A promising therapy for heart attacks uses stem cells to repair the damaged areas of the heart. However, getting the transplanted cells to stay at the site is a challenge. Now scientists have created a new type of off-the-shelf cardiac patch that overcomes these limitations.

The leading cause of death in the United States is coronary heart disease, which kills about 360,000 per year. Heart attacks result from the loss of blood flow to part of the heart muscle. This can be caused by fat, cholesterol and other substances forming plaque in the coronary arteries that supply oxygenated blood to the heart.

When the plaque breaks, a clot forms around it, which can prevent blood flow to a part of the heart and kill cells. The degree of damage depends on the area of the heart supplied by the blocked artery.

Treatments for a heart attack include limiting the original damage and blocking the secondary damage, which reduces long-term consequences and saves lives.

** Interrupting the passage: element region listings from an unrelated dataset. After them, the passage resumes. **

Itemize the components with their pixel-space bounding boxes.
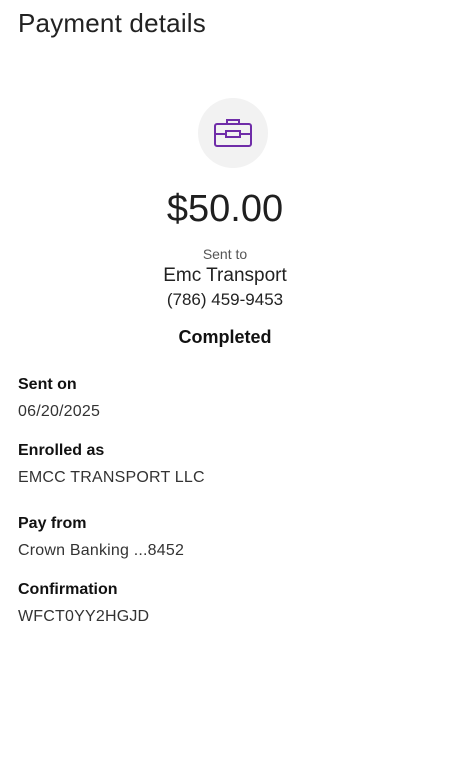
detail-label: Pay from [18, 515, 87, 532]
briefcase-icon [214, 119, 252, 147]
recipient-name: Emc Transport [163, 265, 287, 286]
detail-enrolled-as: Enrolled as EMCC TRANSPORT LLC [18, 441, 205, 488]
payment-status: Completed [178, 327, 272, 347]
detail-value: 06/20/2025 [18, 403, 101, 420]
recipient-avatar [198, 98, 268, 168]
detail-value: EMCC TRANSPORT LLC [18, 469, 205, 486]
detail-label: Sent on [18, 376, 77, 393]
detail-sent-on: Sent on 06/20/2025 [18, 375, 100, 422]
detail-value: WFCT0YY2HGJD [18, 608, 150, 625]
detail-pay-from: Pay from Crown Banking ...8452 [18, 514, 184, 561]
detail-label: Confirmation [18, 581, 118, 598]
page-title: Payment details [18, 8, 206, 38]
detail-confirmation: Confirmation WFCT0YY2HGJD [18, 580, 149, 627]
payment-amount: $50.00 [166, 188, 284, 230]
sent-to-label: Sent to [202, 246, 248, 262]
recipient-phone: (786) 459-9453 [166, 290, 284, 309]
detail-label: Enrolled as [18, 442, 105, 459]
detail-value: Crown Banking ...8452 [18, 542, 185, 559]
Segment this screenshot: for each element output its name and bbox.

As the heart heals, the damaged area forms scar tissue, which cannot pump blood like normal heart tissue, and it can affect the performance of the rest of the heart.

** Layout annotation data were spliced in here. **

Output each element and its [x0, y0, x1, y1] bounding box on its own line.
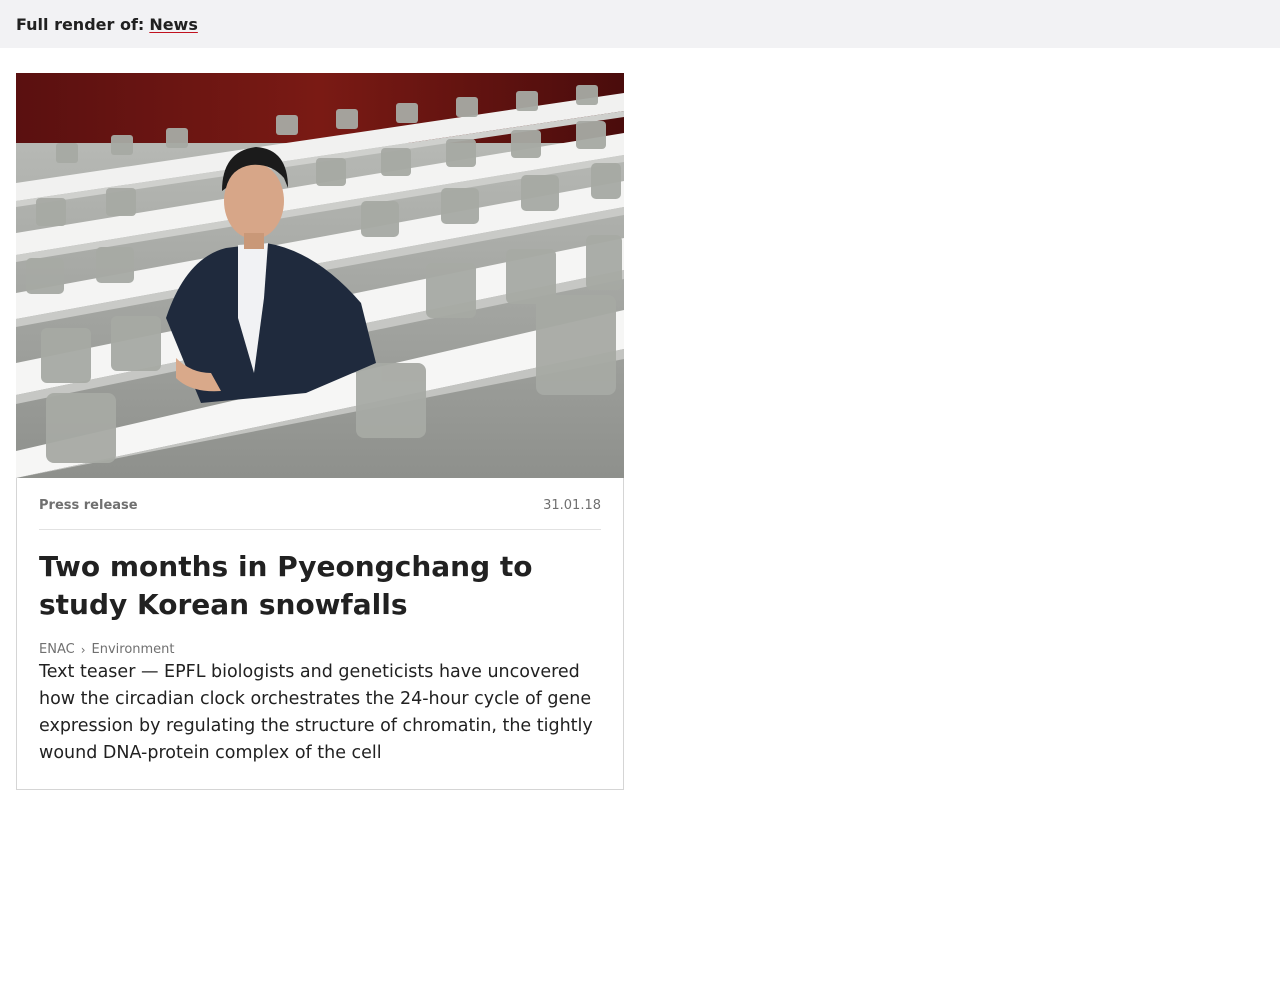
news-link[interactable]: News: [149, 15, 198, 34]
render-label: Full render of:: [16, 14, 145, 34]
article-title[interactable]: Two months in Pyeongchang to study Korea…: [39, 548, 601, 624]
breadcrumb-item-enac[interactable]: ENAC: [39, 642, 75, 657]
news-card[interactable]: Press release 31.01.18 Two months in Pye…: [16, 73, 624, 790]
breadcrumb-item-environment[interactable]: Environment: [92, 642, 175, 657]
publish-date: 31.01.18: [543, 498, 601, 513]
article-teaser: Text teaser — EPFL biologists and geneti…: [39, 662, 593, 763]
card-body: Press release 31.01.18 Two months in Pye…: [17, 478, 623, 789]
breadcrumb: ENAC › Environment: [39, 642, 601, 657]
render-header: Full render of: News: [0, 0, 1280, 48]
chevron-right-icon: ›: [80, 642, 86, 657]
article-type-label: Press release: [39, 498, 138, 513]
card-photo[interactable]: [16, 73, 624, 478]
card-meta: Press release 31.01.18: [39, 498, 601, 530]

Cell therapy for heart attacks involves using cardiac stromal cells to encourage the heart to heal with muscle cells rather than scar tissue. Cardiac stromal cells interact with muscle cells and release chemical signals to encourage muscle cell growth.

This approach has only moderate benefits, because cardiac stromal cells are fragile and must be carefully stored and transported. Making matters worse, some stem cells can grow out of control and become tumors. Using a patient’s own cells has some advantages, but it’s expensive and time consuming. There’s also the problem of preventing the beating heart from washing the cells away.

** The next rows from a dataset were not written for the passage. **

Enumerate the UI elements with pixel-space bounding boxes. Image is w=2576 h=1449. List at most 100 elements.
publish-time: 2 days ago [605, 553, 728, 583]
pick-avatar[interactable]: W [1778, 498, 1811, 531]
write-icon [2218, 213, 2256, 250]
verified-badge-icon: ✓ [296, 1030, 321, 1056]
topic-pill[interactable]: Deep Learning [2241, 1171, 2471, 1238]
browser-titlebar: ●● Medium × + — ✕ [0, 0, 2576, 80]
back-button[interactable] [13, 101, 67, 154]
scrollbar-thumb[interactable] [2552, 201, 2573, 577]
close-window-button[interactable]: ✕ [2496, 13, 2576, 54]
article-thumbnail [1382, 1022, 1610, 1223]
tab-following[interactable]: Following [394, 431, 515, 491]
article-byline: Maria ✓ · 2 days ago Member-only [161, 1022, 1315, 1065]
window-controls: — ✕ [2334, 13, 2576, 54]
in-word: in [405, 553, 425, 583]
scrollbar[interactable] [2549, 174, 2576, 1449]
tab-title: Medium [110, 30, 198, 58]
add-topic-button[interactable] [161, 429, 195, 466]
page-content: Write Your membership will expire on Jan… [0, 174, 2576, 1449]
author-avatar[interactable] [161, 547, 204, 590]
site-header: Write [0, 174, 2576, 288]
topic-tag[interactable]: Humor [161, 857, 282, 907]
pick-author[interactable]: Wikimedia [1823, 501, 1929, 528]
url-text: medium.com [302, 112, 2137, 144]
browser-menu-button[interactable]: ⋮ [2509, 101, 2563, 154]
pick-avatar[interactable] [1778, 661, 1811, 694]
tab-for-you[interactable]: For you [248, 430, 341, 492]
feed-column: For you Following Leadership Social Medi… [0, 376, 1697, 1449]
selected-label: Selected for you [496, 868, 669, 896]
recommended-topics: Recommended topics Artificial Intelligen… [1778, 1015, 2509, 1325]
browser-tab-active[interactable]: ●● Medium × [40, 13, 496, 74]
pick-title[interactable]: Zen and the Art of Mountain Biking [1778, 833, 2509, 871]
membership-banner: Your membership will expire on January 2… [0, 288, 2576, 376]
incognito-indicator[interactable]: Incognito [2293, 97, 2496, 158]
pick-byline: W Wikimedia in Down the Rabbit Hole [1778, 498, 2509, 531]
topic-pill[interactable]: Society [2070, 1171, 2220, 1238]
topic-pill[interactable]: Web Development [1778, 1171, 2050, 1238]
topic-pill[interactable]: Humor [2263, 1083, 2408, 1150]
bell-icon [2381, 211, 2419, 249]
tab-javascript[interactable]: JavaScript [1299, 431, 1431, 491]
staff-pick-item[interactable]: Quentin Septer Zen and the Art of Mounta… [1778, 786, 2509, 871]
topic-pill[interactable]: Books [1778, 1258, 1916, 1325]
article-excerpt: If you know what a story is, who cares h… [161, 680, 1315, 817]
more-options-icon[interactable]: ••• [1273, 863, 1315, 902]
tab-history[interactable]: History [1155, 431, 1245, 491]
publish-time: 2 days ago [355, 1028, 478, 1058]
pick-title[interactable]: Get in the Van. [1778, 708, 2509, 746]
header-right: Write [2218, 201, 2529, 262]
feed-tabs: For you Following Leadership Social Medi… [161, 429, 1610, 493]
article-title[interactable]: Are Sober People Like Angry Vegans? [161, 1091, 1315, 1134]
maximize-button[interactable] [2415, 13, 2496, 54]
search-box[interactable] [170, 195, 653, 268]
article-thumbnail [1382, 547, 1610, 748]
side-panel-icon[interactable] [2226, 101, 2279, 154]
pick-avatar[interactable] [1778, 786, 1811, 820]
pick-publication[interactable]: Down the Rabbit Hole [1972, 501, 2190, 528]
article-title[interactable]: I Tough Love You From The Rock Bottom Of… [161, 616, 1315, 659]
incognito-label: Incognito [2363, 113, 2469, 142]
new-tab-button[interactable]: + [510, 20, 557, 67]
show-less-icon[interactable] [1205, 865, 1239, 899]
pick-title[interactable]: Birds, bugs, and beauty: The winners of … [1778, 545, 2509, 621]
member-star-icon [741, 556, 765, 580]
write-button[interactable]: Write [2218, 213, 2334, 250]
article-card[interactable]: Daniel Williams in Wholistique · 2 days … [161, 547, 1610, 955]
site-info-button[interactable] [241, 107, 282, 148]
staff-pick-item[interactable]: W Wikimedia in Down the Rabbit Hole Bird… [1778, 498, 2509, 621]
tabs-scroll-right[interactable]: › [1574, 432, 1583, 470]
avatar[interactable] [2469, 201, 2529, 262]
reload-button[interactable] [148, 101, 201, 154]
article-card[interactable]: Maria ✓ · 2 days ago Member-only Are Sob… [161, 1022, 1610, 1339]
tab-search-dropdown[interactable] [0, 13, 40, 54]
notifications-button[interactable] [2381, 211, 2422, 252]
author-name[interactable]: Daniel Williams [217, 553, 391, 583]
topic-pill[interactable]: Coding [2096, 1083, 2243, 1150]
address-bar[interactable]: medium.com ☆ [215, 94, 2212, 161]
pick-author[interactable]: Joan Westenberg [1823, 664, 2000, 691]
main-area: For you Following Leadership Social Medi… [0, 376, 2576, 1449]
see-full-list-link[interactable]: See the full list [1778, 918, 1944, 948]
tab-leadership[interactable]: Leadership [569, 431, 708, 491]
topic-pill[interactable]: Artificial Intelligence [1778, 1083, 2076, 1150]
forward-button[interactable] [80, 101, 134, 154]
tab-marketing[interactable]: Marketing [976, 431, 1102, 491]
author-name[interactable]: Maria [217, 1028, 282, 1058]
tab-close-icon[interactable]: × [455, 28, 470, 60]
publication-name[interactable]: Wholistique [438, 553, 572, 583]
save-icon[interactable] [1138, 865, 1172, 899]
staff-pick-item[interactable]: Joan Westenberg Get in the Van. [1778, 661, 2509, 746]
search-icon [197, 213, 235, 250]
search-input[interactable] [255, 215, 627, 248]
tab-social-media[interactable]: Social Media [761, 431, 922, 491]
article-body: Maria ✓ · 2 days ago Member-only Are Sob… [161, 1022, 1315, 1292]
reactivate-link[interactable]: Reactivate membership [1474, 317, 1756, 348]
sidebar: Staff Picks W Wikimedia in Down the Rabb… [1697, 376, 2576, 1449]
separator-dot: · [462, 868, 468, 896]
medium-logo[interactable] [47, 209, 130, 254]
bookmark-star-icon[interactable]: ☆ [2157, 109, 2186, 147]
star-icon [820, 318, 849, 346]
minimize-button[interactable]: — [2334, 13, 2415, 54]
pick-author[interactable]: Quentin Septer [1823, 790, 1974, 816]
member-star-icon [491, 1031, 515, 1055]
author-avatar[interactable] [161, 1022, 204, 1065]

Several types of scaffolds have been developed to keep the cardiac stromal cells at the proper location. However, these scaffolds don’t overcome the cost and difficulties of isolating and expanding the stem cells.

Now a group of scientists has created a new type of artificial cardiac patch. It consists of a scaffolding matrix made from pig cardiac tissue, from which all cells have been removed. They then created artificial cardiac stromal cells by putting the important healing components from cardiac stromal cells into biodegradable microparticles within that matrix. The synthetic cardiac stromal cells mimic the therapeutic features of live stem cells while overcoming their storage and survival problems, and the matrix preserves the structures and activity found in cardiac tissue.

The artificial cardiac patch was shown to hold the synthetic cardiac stromal cells in place on the heart. In heart attack experiments in both rodents and pigs, the patch resulted in a 50 percent improvement in heart function and a 30 percent reduction in scarring when compared to no treatment.